Sundance ’14: Sepideh Reaching for the Stars

In the provincial Iranian foothills, an astronomy club sets up a portable telescope outside a skeletal observatory, abandoned halfway through the construction process. Meanwhile, it is full speed ahead for Iran’s nuclear reactors.  Such are the scientific priorities in today’s Iran.  For a teenage girl harboring astronomical dreams, the cultural climate is even trickier.  Documentary filmmaker Berit Madsen quietly observes her subject plugging away in Sepideh Reaching for the Stars (trailer here), which screens during this year’s Sundance Film Festival.

Star-gazing has profound personal significance for Sepideh Hooshyar. It is a form of meditation and a way to commune with the spirit of her beloved late father.  As an intelligent student blessed with an independent streak, she has been tapped as a leader of her extracurricular astronomy club. Naturally, her patriarchal deadbeat uncles do not think very much of young women practicing astronomy. For reasons of greed and pettiness, they have jeopardized the financial position of Hooshyar’s mother.  Still, the young woman is not inclined to kowtow to anybody.

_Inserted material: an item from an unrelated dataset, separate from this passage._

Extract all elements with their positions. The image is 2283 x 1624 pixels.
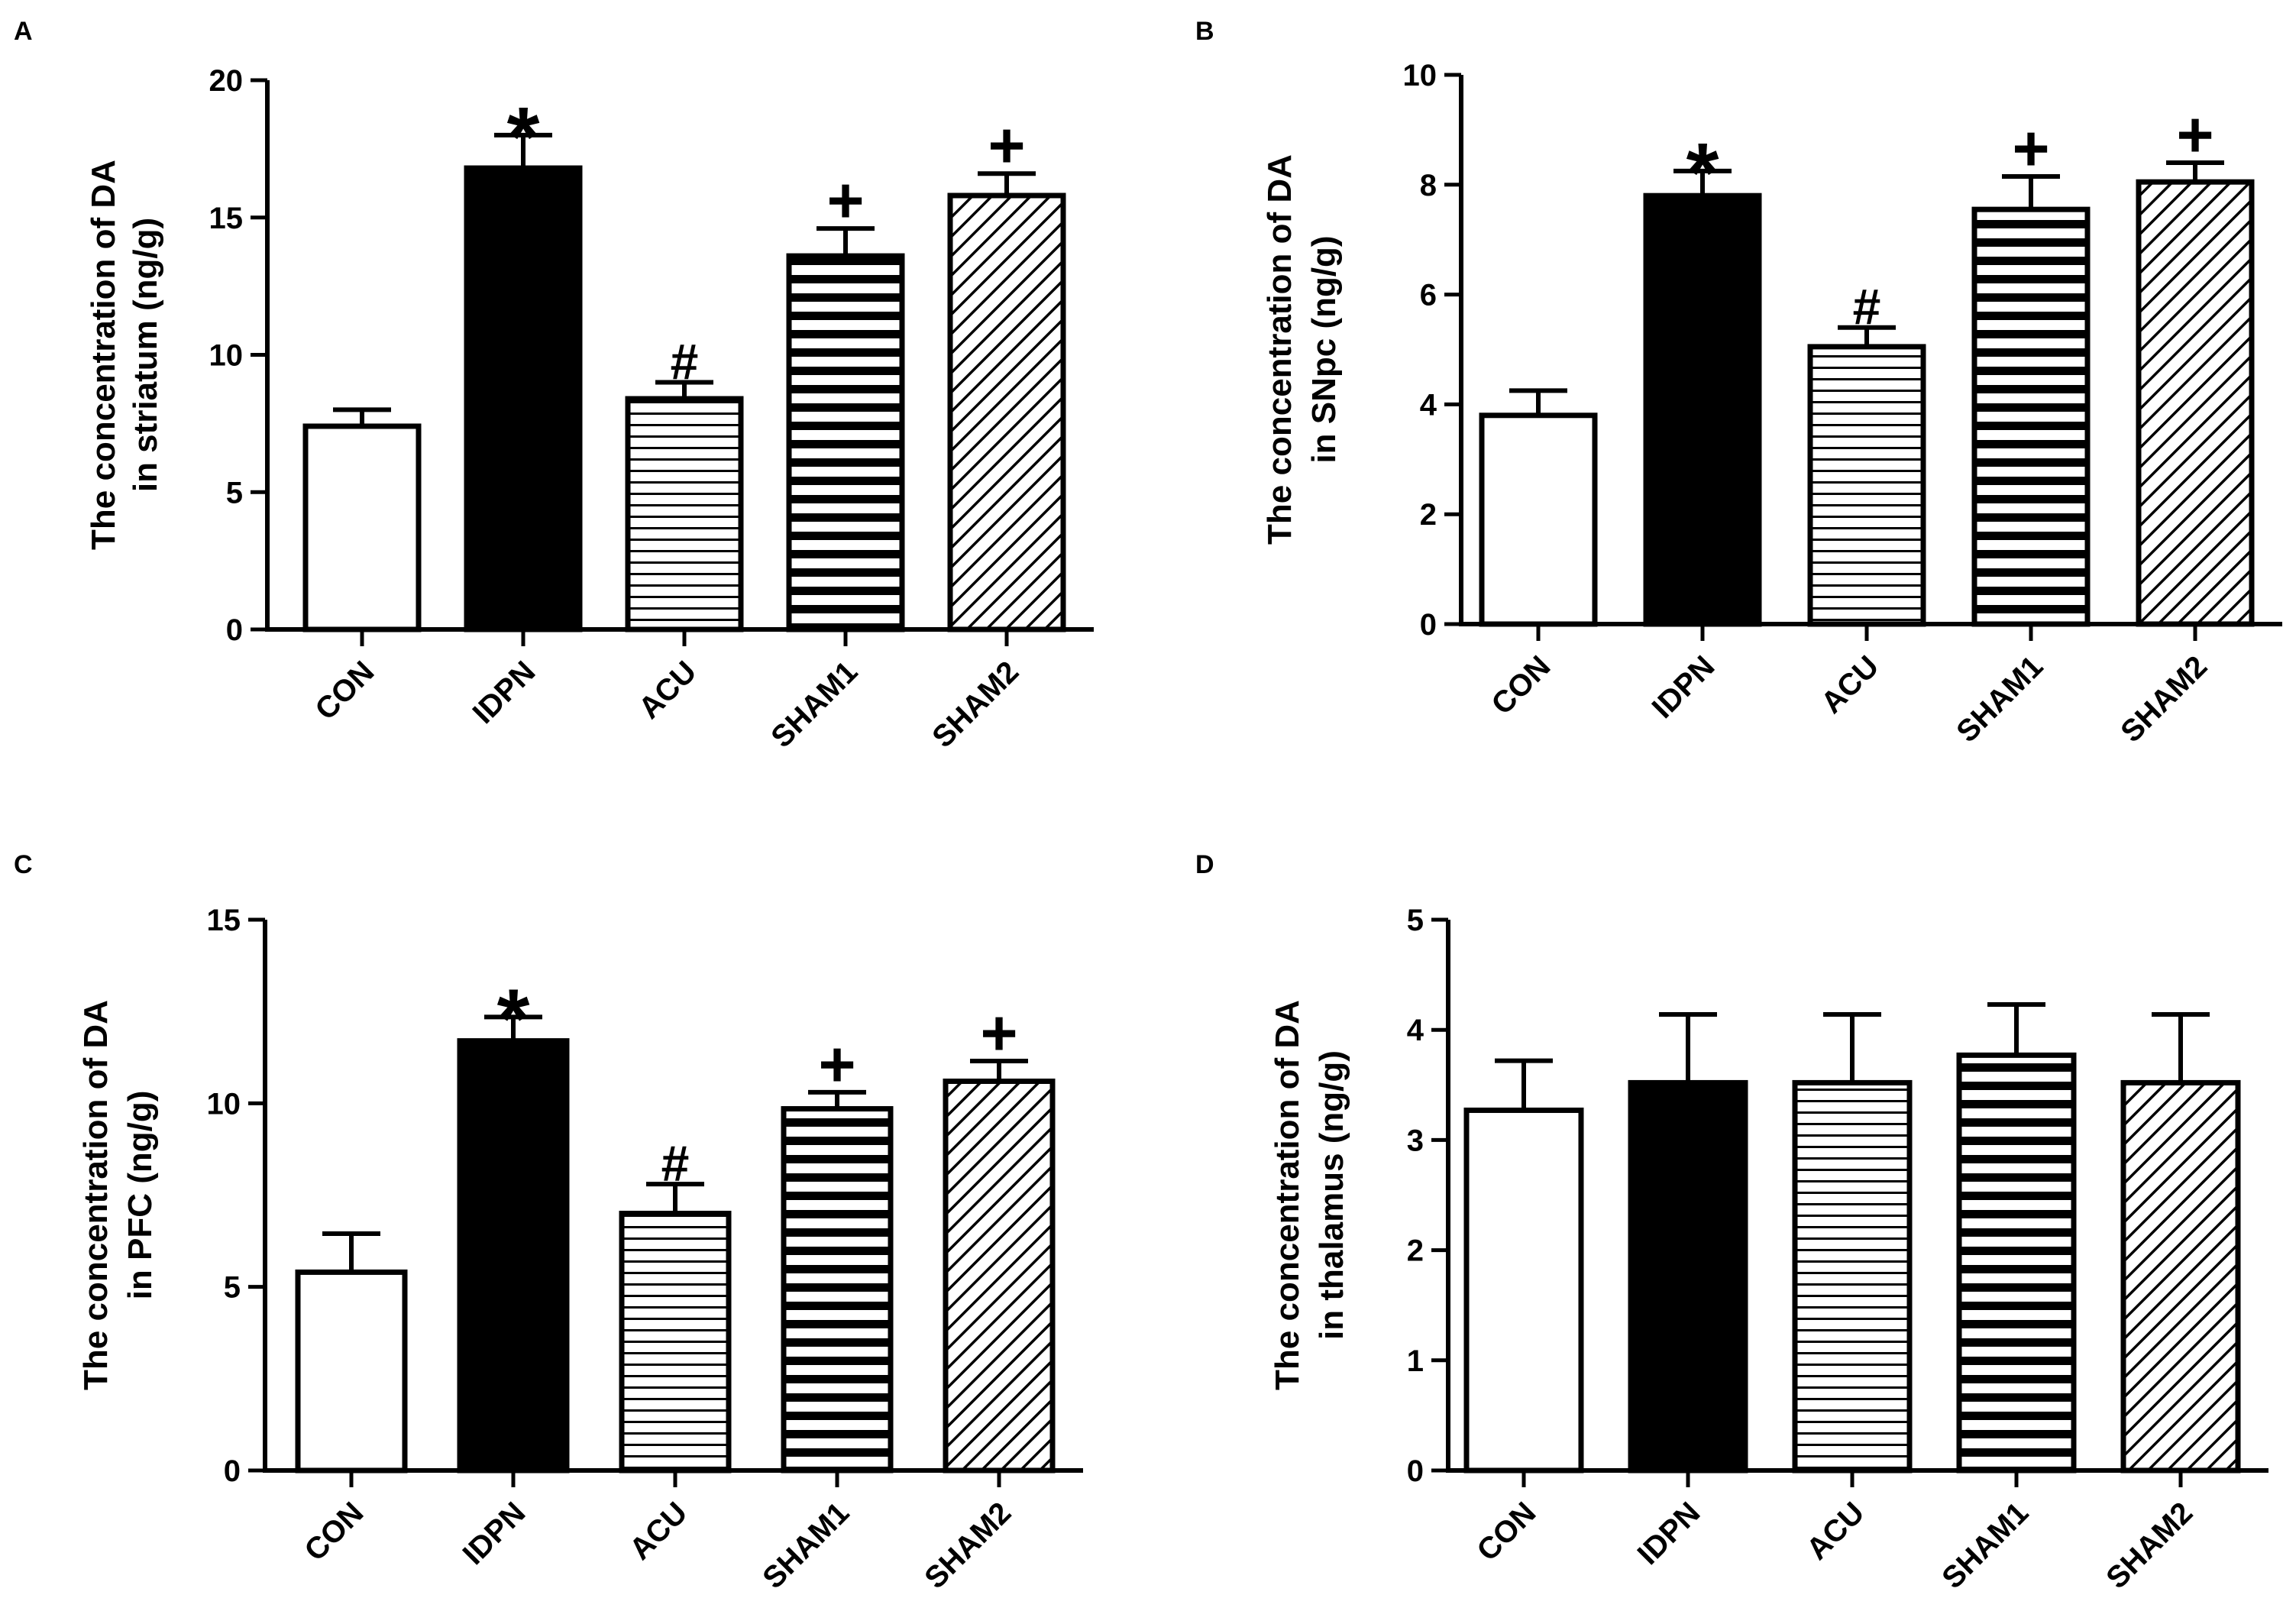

While Hooshyar never directly addresses any political or ideological controversies, it would still be fair to describe her as a free-thinker.  Throughout the film, she addresses her diary entries to her muse, Albert Einstein, and takes inspiration from her idol, Iranian American astronaut Anousheh Ansari (whom she erroneously considers the “first woman in space”).

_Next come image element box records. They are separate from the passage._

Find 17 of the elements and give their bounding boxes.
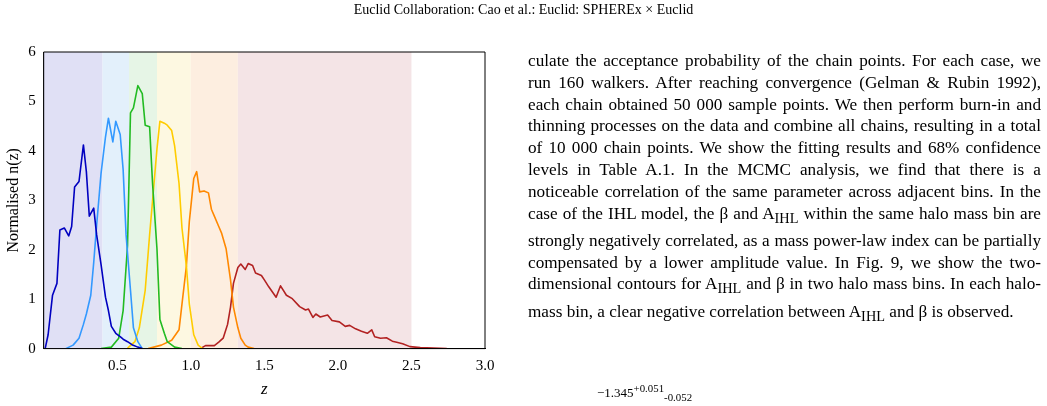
x-tick-label: 1.0 bbox=[181, 356, 201, 373]
x-tick-label: 2.0 bbox=[328, 356, 348, 373]
y-tick-label: 2 bbox=[28, 240, 36, 257]
x-axis-title: z bbox=[260, 379, 269, 399]
y-tick-label: 4 bbox=[28, 141, 37, 158]
y-tick-label: 5 bbox=[28, 92, 36, 109]
x-tick-label: 3.0 bbox=[475, 356, 495, 373]
text: culate the acceptance probability of the chain points. For each case, we run 160 walkers. After reaching convergence (Gelman & Rubin 1992), each chain obtained 50 000 sample points. We then perform burn-in and thinning processes on the data and combine all chains, resulting in a total of 10 000 chain points. We show the fitting results and 68% confidence levels in Table A.1. In the MCMC analysis, we find that there is a noticeable correlation of the same parameter across adjacent bins. In the case of the IHL model, the β and A$_{IHL}$ within the same halo mass bin are strongly negatively correlated, as a mass power-law index can be partially compensated by a lower amplitude value. In Fig. 9, we show the two-dimensional contours for A$_{IHL}$ and β in two halo mass bins. In each halo-mass bin, a clear negative correlation between A$_{IHL}$ and β is observed. bbox=[528, 51, 1041, 325]
y-axis-title: Normalised n(z) bbox=[3, 148, 22, 253]
y-tick-label: 0 bbox=[28, 339, 36, 356]
y-tick-label: 6 bbox=[28, 42, 37, 59]
y-tick-label: 1 bbox=[28, 290, 36, 307]
text: Euclid Collaboration: Cao et al.: Euclid: SPHEREx × Euclid bbox=[352, 2, 695, 18]
x-tick-label: 1.5 bbox=[254, 356, 274, 373]
x-tick-label: 2.5 bbox=[402, 356, 421, 373]
y-tick-label: 3 bbox=[28, 191, 36, 208]
x-tick-label: 0.5 bbox=[107, 356, 127, 373]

Intellectually, most viewers understand Iran is far from a progressive society, but there are scenes of unabashed misogyny in Sepideh that will drop their jaws and boil their blood. Clearly, young Hooshyar is nearly always the smartest person in the room, but her government, society, and extended family all seem determined to squander her talents.

Given her fly-on-the-wall style, Madsen’s never offers any commentary or context, but it is transparently evident where these attitudes come from. The men and assorted female authority figures are all swimming in Islamist rhetoric.  Filmed in a rather flat, colorless HD, Sepideh is not particularly cinematic looking, but there are real stakes to the drama that unfolds.

In many ways, Sepideh could be considered a fitting documentary companion to Haifaa Al Monsour’s narrative feature, Wadjda.  It is a timely film, but a deeply personal story.  Highly recommended, Sepideh Reaching for the Stars screens again tomorrow (1/21), Thursday (1/23), and Friday (1/24) in Park City, as part of the 2014 Sundance Film Festival.